L’Europa che funziona, l’Italia che deve scegliere.
Allineo gli appunti come si accorda una chitarra: non per fare scena, ma per trovare il tono che regge tutto. Quello che voglio dire tiene insieme clima, energia e tecnologia come tre voci dello stesso brano. Le sento così perché vivo i sistemi dall’interno. Scegliere, per me, è libertà proprio in questo senso: scegliere è dare una forma affidabile al mondo che abitiamo.

Il clima non è un notiziario: è il paesaggio che si sposta di qualche metro ogni anno. In Piemonte lo vedi nelle vigne. Quando le estati si scaldano, la vite accumula più zuccheri e perde acidità: l’uva matura in anticipo, il vino sale di grado alcolico. Non è un capriccio, è fisica semplice: più calore, più zucchero, più alcol. Per tornare in equilibrio si cerca quota, perché l’aria si raffredda salendo (circa sei decimi di grado ogni cento metri): in pratica, con 300 metri in più “recuperi” quasi due gradi termici e riporti il Barbera su una linea più tesa, capace di tenere insieme freschezza e struttura. La nocciola racconta la stessa storia con un altro accento. La Tonda Gentile ha bisogno di primavere umide ma non fredde, estati calde ma non roventi, e acqua regolare quando il seme si riempie: se l’aria brucia troppo o l’acqua manca nel momento sbagliato, crescono i frutti vuoti, calano i calibri, la resa si spezza; e gli insetti “nuovi”, portati da inverni più miti, chiedono battaglie che l’albero non sosteneva. Sono dettagli agricoli, certo; ma dicono una cosa semplice: adattarsi non è un’idea, è una pratica.

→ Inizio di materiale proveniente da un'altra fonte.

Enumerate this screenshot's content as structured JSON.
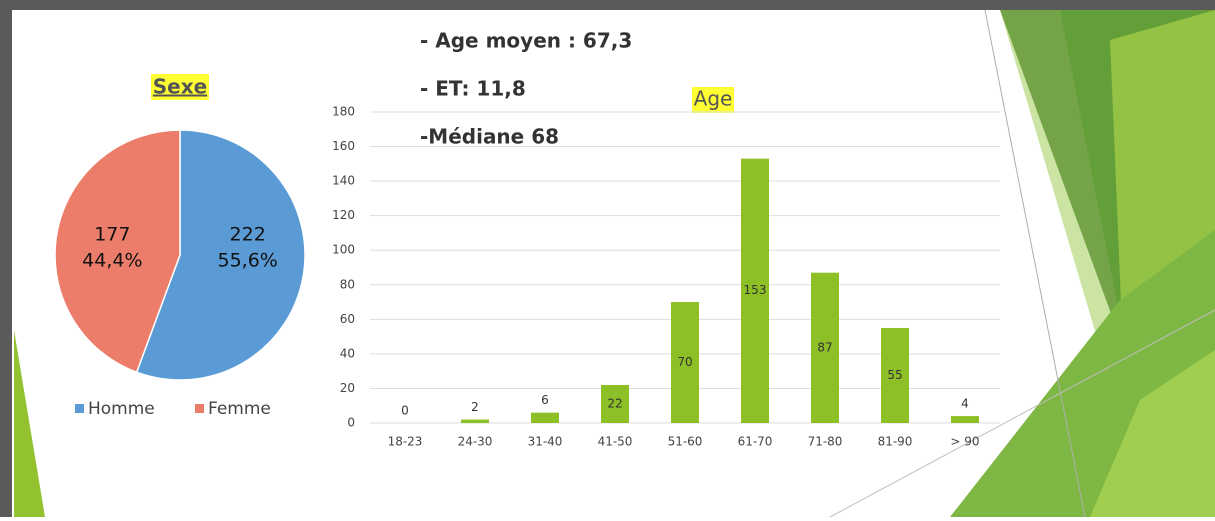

Per questo chiamo l’adattamento un’industria della cura. Non è rassegnazione: è diventare adulti. Vuol dire trattare l’acqua come bene finito e condiviso, pianificare l’uso del suolo sapendo che i fiumi hanno memoria, cambiare tecniche e colture con l’agronomia di oggi, non con quella dei ricordi. Vuol dire formare persone capaci di tenere insieme mappe, dati, stagioni e decisioni; università e istituti tecnici come officine dove si impara a mettere le mani nei sistemi reali. Quando il territorio respira, le comunità respirano.
L’energia è la stessa storia vista da un’altra finestra. Le rinnovabili oggi sanno essere economiche e pulite, ma la sera resta sera: serve ciò che tenga in equilibrio la rete quando il sole tramonta e il vento tace. Non esistono bacchette magiche, esiste un mix ben progettato. Io lo penso così: elettrificare dove rende di più (case, mobilità leggera), spingere su solare ed eolico dove hanno senso, usare l’idrogeno per i mestieri duri dell’industria, e garantire una base stabile che non oscilli al cambiare del cielo. L’Italia importa troppa energia: non è una colpa, è una vulnerabilità. Si corregge con interconnessioni intelligenti, accumuli mirati, regole chiare e una sequenza credibile di uscita dai combustibili più sporchi. È come dirigere un ensemble: se ognuno entra al momento giusto, la musica è solida senza diventare rumorosa.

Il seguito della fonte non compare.